Main Issues
If a person who has been granted a patent license is entitled to seek confirmation of invalidity of the patent (negative)
Summary of Judgment
A person who has been granted a patent license from a patentee does not have an interest in seeking confirmation of invalidity of the patent during the period for which the patent is granted, because there is no likelihood that the patent will be infringed against the patent right during the period for which the patent is granted, and therefore there is no interest in seeking confirmation of invalidity of the patent during the period for which the patent is granted. The claimant who has been granted a patent license during the appeal trial is not an interested party seeking confirmation of invalidity of the patent, and the existence of such interest
[Reference Provisions]
Article 97 of the Patent Act
Reference Cases
Supreme Court Decision 77Hu49 Decided April 10, 1979, 76Hu7 Decided March 22, 1977, 73Hu37 Decided March 12, 1974, 70Hu68 Decided April 28, 1971, 62Hu14 Decided February 28, 1963
Claimant-Appellee
Geumsung Co., Ltd.
Appellant, appellant-Appellant
Patent Attorney South Korea, the respondent's agent
original decision
On May 28, 1980, the appellant of the Korean Intellectual Property Office (hereinafter referred to as the "Appellant") rendered a trial ruling 1978
Text
The case shall be remanded to the Korean Intellectual Property Office by destroying the original trial decision.
Reasons
We examine the grounds of appeal.
According to Article 97(2) of the Patent Act, a trial to invalidate a patent under Articles 97(1)1 and 97(1)5, 69(1), (2), and (3) of the same Act shall be requested only by interested parties or examiners, and interested parties shall be deemed to include those who are currently suffering or are likely to suffer occupational loss due to the concern that a patent holder may oppose his/her right. A person who has been granted a patent license from a patent holder shall be deemed to have no interest in seeking confirmation of the patent during the period of the patent license because there is no concern that the patent will be contested during the period of the patent license and there is no concern that the patent holder would suffer or would suffer occupational loss, and the existence of such interest in seeking a invalidation trial is an ex officio examination (see Supreme Court Decision 62Hu14, Feb. 28, 1963; Supreme Court Decision 7Hu377, Mar. 12, 1974; 207Hu7867, Jul. 17, 19777).

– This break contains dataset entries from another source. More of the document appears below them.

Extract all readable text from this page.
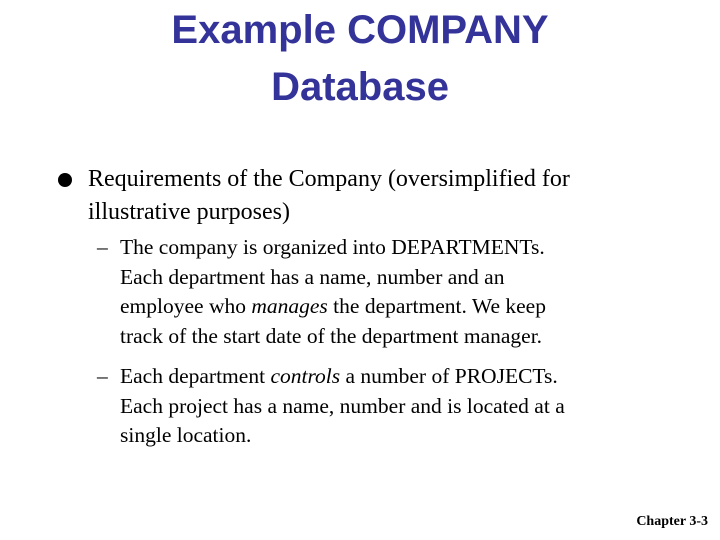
Example COMPANY
Database
Requirements of the Company (oversimplified for
illustrative purposes)
– The company is organized into DEPARTMENTs.
Each department has a name, number and an
employee who manages the department. We keep
track of the start date of the department manager.
– Each department controls a number of PROJECTs.
Each project has a name, number and is located at a
single location.
Chapter 3-3
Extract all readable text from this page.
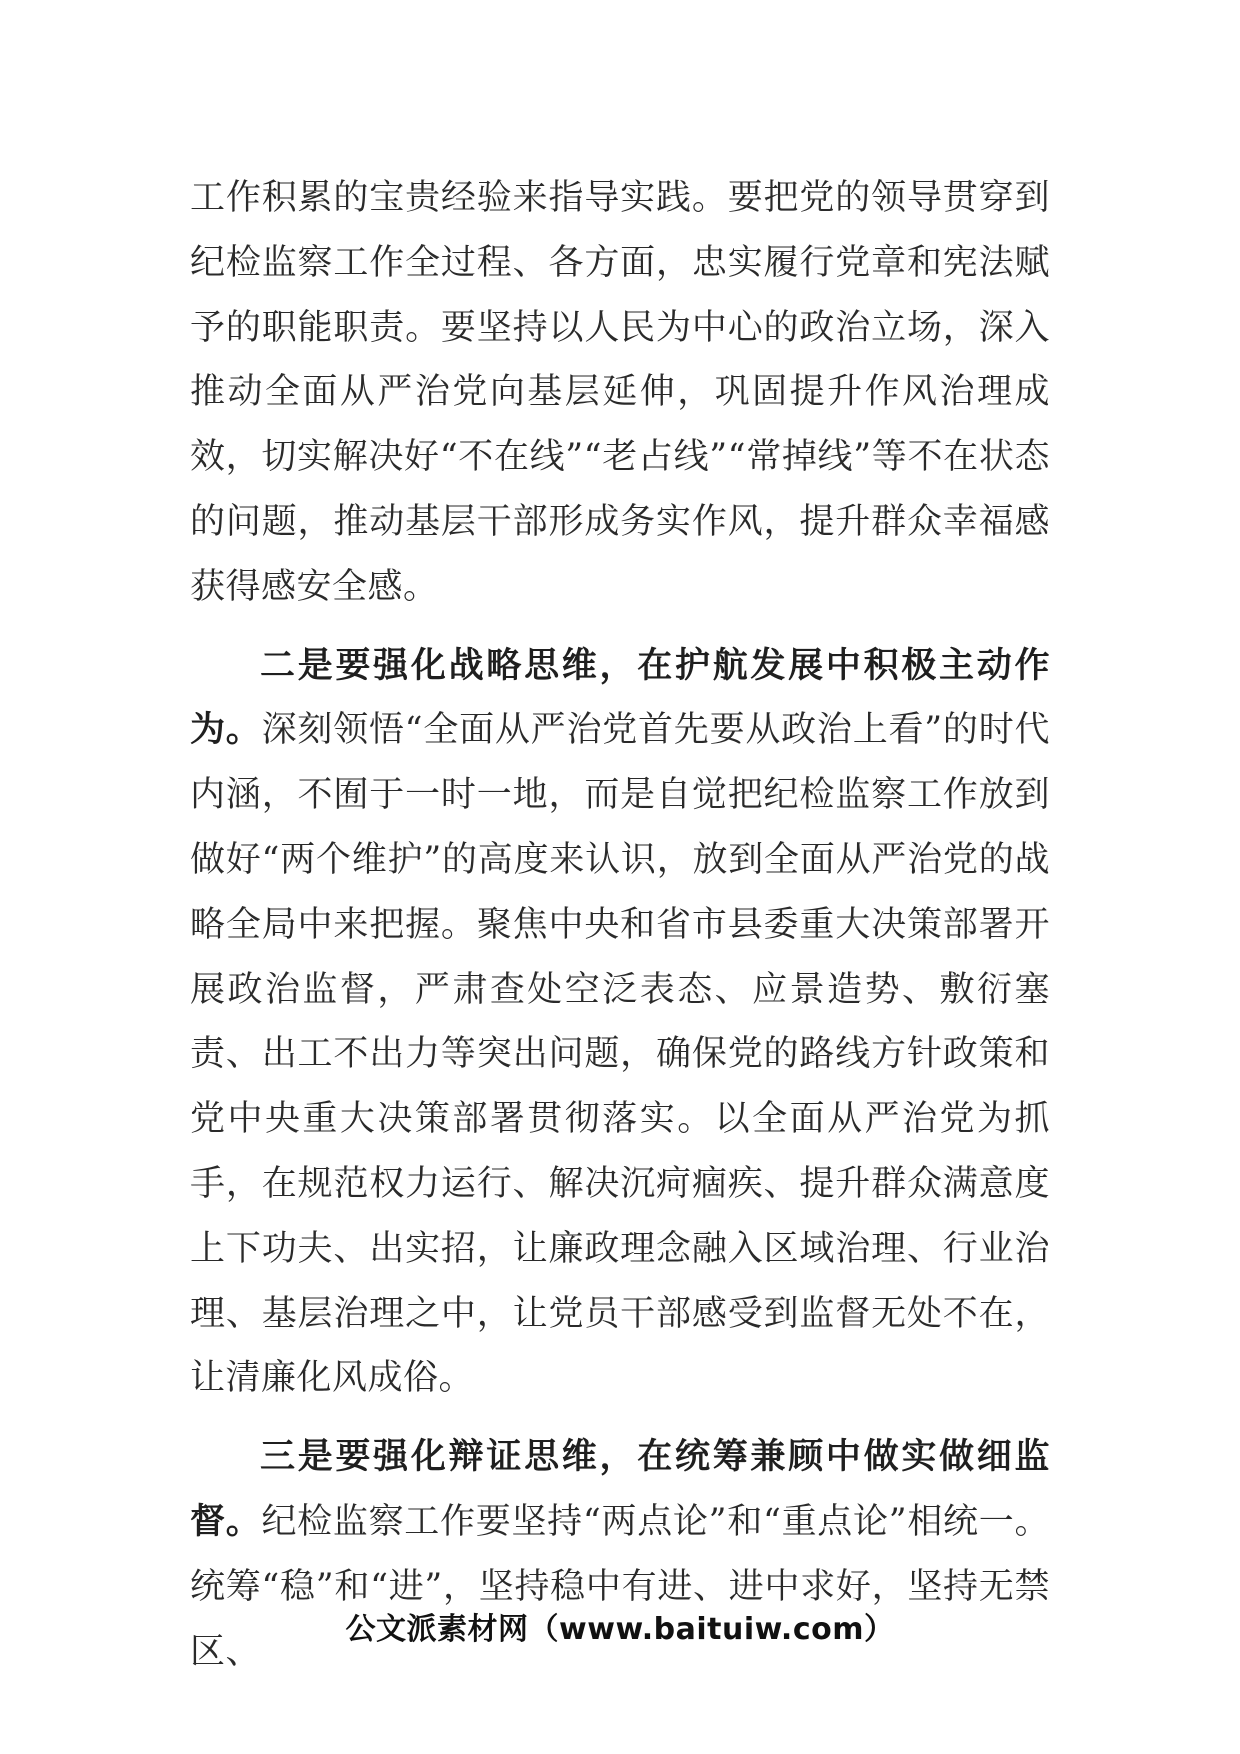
工作积累的宝贵经验来指导实践。要把党的领导贯穿到纪检监察工作全过程、各方面，忠实履行党章和宪法赋予的职能职责。要坚持以人民为中心的政治立场，深入推动全面从严治党向基层延伸，巩固提升作风治理成效，切实解决好“不在线”“老占线”“常掉线”等不在状态的问题，推动基层干部形成务实作风，提升群众幸福感获得感安全感。

二是要强化战略思维，在护航发展中积极主动作为。深刻领悟“全面从严治党首先要从政治上看”的时代内涵，不囿于一时一地，而是自觉把纪检监察工作放到做好“两个维护”的高度来认识，放到全面从严治党的战略全局中来把握。聚焦中央和省市县委重大决策部署开展政治监督，严肃查处空泛表态、应景造势、敷衍塞责、出工不出力等突出问题，确保党的路线方针政策和党中央重大决策部署贯彻落实。以全面从严治党为抓手，在规范权力运行、解决沉疴痼疾、提升群众满意度上下功夫、出实招，让廉政理念融入区域治理、行业治理、基层治理之中，让党员干部感受到监督无处不在，让清廉化风成俗。

三是要强化辩证思维，在统筹兼顾中做实做细监督。纪检监察工作要坚持“两点论”和“重点论”相统一。统筹“稳”和“进”，坚持稳中有进、进中求好，坚持无禁区、

公文派素材网（www.baituiw.com）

However, according to the original decision, according to the basic contract and the purchase specifications between the claimant and the respondent, the court below held that the claimant made the plaintiff to use the original patent by manufacturing a hiver for fish-mixed under the patent of this case and provided it to the claimant, and there is no fact that the parties granted the right to practice the patent of this case, and the claim of this case was entered into a purchase contract between the supplier and the user. Thus, according to the copy of the registration of the patent of this case which is bound in the record, the claimant can be known that the patent of this case was authorized to do so by the interested party. Thus, the claimant cannot be viewed as belonging to the category of the interested party as stated above. Thus, the original decision cannot avoid any lack of sufficient deliberation as to the legitimacy of the request for a trial. Thus, the appeal is justified.
Therefore, it is so decided as per Disposition by the assent of all participating Justices on the reversal and return of the original adjudication.